The Wall Street Journal first reported that the incidence of allergic reactions was twice that of competitive injectors of similar drugs. A press release from Lilly said the data in the study are preliminary, but the newspaper called it an unexpected safety spike. A Lilly spokesman said the company has a plan to restart the study if they can review the data at their discretion.
Eli Lilly and Co. said in a press release Friday that the study will continue and that the data in the study are preliminary, but added, “The company believes that if results from the study are sufficiently positive that the data could support the use of the anticoagulant Xeomin as an emergency treatment for hemorrhagic shock in hospitals using IV receiving IV access.”
The biopharmaceutical company also said in a statement that the drug’s primary objective, defined as a reduction in thromboembolic events, was met.
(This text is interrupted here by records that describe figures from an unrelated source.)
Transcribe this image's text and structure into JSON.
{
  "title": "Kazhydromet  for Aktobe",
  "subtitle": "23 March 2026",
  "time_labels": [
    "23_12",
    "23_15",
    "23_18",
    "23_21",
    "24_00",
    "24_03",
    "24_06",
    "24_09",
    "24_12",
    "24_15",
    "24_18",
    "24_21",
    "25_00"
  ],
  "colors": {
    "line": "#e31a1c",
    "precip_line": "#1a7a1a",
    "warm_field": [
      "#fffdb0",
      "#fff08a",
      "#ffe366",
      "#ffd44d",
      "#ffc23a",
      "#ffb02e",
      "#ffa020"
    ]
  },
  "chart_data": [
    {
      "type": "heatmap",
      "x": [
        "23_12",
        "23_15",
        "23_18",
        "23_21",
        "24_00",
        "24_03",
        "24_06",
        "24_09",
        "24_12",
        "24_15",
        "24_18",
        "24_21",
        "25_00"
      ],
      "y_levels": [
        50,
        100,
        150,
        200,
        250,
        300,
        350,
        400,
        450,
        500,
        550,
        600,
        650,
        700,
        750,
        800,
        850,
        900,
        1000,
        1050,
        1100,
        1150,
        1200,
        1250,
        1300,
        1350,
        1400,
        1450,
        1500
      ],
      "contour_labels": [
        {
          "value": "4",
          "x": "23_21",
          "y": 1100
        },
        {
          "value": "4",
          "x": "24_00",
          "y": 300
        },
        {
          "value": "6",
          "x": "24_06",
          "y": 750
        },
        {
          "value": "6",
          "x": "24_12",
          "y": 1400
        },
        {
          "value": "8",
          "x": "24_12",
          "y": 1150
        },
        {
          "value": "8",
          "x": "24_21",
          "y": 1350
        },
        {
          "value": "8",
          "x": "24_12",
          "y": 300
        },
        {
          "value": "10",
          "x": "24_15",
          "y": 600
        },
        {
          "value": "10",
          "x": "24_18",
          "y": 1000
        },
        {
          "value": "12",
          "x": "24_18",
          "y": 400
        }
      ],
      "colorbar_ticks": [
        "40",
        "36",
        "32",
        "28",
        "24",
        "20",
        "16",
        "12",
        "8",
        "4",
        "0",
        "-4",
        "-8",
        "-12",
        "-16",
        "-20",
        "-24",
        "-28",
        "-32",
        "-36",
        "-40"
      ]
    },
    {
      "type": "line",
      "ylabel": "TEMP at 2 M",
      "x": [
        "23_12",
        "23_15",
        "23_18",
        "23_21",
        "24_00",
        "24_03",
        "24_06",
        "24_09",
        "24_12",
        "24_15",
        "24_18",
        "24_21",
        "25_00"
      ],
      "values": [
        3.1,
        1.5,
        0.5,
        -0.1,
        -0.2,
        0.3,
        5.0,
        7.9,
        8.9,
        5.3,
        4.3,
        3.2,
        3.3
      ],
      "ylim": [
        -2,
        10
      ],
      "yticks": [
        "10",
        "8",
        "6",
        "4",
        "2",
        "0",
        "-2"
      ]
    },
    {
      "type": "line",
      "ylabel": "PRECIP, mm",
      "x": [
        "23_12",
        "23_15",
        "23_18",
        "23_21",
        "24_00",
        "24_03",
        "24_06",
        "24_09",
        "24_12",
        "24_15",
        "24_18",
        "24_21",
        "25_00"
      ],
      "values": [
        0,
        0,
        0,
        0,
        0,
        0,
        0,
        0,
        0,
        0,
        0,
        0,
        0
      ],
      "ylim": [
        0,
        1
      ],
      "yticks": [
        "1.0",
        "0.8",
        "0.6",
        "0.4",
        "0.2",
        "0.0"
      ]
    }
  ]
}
The trial, however, tested a planned use, that is that patients would use the drug to prevent organ and tissue damage in patients with conditions such as cardiac failure and stroke, rather than directly treating symptoms.
The study results showed a 49% reduction in thromboembolic events among patients who received the drug, compared to 21% in the other group that got the standard-of-care injection. The primary purpose of the trial was to determine how the medicine decreases the rate of thromboembolic events in patients after surgery or with thromboembolic attacks, and there were no significant differences in the percentage of patients who died and patients who needed an emergency infusion.
There were 3,904 patients in the study. The rate of thromboembolic events was higher in the group receiving the drug than among patients who received the injection, likely because there was an overuse of a common element in the treatment, Dr. Shigeo Noshimada, director of Japanese scientific division at Brigham and Women’s Hospital in Boston, told the newspaper.
He also called the amount of the observed number of adverse reactions “unexpected.”
The Wall Street Journal reported that patient safety information on labels that describe this event, unrelated to safety concerns or efficacy in its primary objective, and may limit its use, are available for Xeomin.
The drug is a piece of equipment that pumps and injects a drug on the patient’s neck that is intended to induce bleeding on the brain for medical conditions. Thromboembolic events or bleeding require life-saving intravenous fluids. The drug will be offered in Europe, Japan and several other areas of the world.
In 2015, CNN reported that Xeomin garnered an outpouring of backlash from angry customers, who swore off the drug and said they felt misled by a company that advertises on TV during “Game of Thrones” and “South Park.” One customer even went as far as to create a complete makeover of their home.